The Boost inversion_chi_square_distribution shared different value than chi2inv from Matlab, Input parameters(1 - 1e-3, 2).
Can someone explain what i did wrong ?
I used the gamma inversion distribution.
Example :
inputs :
shape param : n/2
scale : 2
p = 1 - 1e-3;
Matlab -> chi2inv(1-1e-3, 2);
Matlab -> gaminv(1-12-3, n/2, 2);
Result -> 13.8155. The same result for both functions.
C Boost
cdf(boost::math::inverse_gamma_distribution<double> (n/2,2), a); -> a = 1-1e-3; n = 2;
Result : 0.13506461276045323
Thank you in advance.
CodePudding user response:
Not knowing much about the maths/statistics side, I can guess that Matlab's idea of gaminv
is the special function, not a distribution.
According to Wolfram Alpha you should probably be using the "inverse regularized gamma function":
Or in plaintext:
ConditionalExpression[Piecewise[{{2 InverseGammaRegularized[ν/2, 0, x], 0 < x < 1}, {0, x <= 0}}, Infinity], 0 <= x <= 1]

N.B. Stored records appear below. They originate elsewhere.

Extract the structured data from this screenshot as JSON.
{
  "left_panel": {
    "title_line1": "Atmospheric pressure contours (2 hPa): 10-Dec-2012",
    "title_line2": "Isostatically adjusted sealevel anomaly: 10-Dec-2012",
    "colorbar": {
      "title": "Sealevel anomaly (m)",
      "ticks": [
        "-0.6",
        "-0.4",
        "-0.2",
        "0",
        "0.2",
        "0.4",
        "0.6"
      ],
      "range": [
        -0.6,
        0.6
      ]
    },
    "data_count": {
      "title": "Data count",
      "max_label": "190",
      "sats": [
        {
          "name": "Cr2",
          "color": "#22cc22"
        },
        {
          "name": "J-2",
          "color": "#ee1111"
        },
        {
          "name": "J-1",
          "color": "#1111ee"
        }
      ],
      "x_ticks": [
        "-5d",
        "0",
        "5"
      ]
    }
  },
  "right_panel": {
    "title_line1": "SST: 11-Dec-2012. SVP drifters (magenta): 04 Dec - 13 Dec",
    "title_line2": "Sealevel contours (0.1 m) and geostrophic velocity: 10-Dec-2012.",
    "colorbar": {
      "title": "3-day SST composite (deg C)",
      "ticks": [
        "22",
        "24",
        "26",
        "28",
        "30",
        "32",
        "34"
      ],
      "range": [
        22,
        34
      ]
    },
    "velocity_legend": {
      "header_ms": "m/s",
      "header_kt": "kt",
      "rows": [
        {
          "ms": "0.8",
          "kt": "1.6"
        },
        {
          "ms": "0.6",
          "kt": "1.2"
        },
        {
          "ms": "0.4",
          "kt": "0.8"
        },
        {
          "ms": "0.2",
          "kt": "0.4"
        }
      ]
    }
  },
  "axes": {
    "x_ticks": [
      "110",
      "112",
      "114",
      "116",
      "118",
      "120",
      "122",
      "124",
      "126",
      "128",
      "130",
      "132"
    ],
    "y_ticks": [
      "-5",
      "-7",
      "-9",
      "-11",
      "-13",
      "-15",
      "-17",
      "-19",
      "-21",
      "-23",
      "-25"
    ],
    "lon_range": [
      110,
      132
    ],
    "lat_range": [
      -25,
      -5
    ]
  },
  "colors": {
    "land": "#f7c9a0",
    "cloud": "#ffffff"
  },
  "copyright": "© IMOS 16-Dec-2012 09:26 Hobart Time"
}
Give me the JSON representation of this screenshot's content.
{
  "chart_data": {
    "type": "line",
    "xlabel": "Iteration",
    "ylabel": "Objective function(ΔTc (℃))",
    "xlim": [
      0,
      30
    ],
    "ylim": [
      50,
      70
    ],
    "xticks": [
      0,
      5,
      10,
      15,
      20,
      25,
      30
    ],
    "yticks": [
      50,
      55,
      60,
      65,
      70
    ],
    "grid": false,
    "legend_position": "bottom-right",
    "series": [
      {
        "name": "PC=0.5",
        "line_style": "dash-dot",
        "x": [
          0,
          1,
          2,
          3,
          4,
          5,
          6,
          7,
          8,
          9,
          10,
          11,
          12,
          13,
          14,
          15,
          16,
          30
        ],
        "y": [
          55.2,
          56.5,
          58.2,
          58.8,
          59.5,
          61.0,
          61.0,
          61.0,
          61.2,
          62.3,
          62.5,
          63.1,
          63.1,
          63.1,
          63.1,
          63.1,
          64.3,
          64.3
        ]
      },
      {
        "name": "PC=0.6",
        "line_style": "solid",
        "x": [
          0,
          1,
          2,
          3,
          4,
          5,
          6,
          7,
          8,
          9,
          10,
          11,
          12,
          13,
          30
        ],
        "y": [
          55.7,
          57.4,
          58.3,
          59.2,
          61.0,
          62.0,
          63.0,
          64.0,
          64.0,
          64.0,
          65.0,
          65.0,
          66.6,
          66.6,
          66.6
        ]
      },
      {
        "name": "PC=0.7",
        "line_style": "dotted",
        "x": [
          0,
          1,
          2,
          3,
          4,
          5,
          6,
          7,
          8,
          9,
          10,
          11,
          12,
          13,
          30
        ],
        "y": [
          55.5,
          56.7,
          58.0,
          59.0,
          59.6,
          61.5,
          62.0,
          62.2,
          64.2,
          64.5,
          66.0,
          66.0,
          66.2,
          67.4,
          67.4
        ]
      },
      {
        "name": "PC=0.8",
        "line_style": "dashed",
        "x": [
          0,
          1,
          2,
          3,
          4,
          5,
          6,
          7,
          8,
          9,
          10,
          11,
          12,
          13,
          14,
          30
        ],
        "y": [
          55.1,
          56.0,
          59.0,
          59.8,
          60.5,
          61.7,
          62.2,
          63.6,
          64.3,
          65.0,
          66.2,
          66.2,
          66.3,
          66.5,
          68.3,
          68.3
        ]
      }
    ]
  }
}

I don't immediately know how to apply this idea to candidate code - but it was too large to post in a comment
CodePudding user response:
Boost implements inverse-gamma distribution, whereas you need the inverse cumulative distribution function (icdf) of the standard gamma distribution. The former is the gamma distribution calculated at 1/x, whereas the latter is the inverse of the cdf for the gamma distribution, see https://en.wikipedia.org/wiki/Quantile_function . You use two completely different functions with similar names, hence different results.
I'm afraid the function you need does not have a closed form in a general case (though, for example, for shape = 1 scale = 2 it is easy to derive its closed form: -2.0*log(1.0 - x)
). One can implement it using some numerical inversion scheme, like bisection, Newton etc.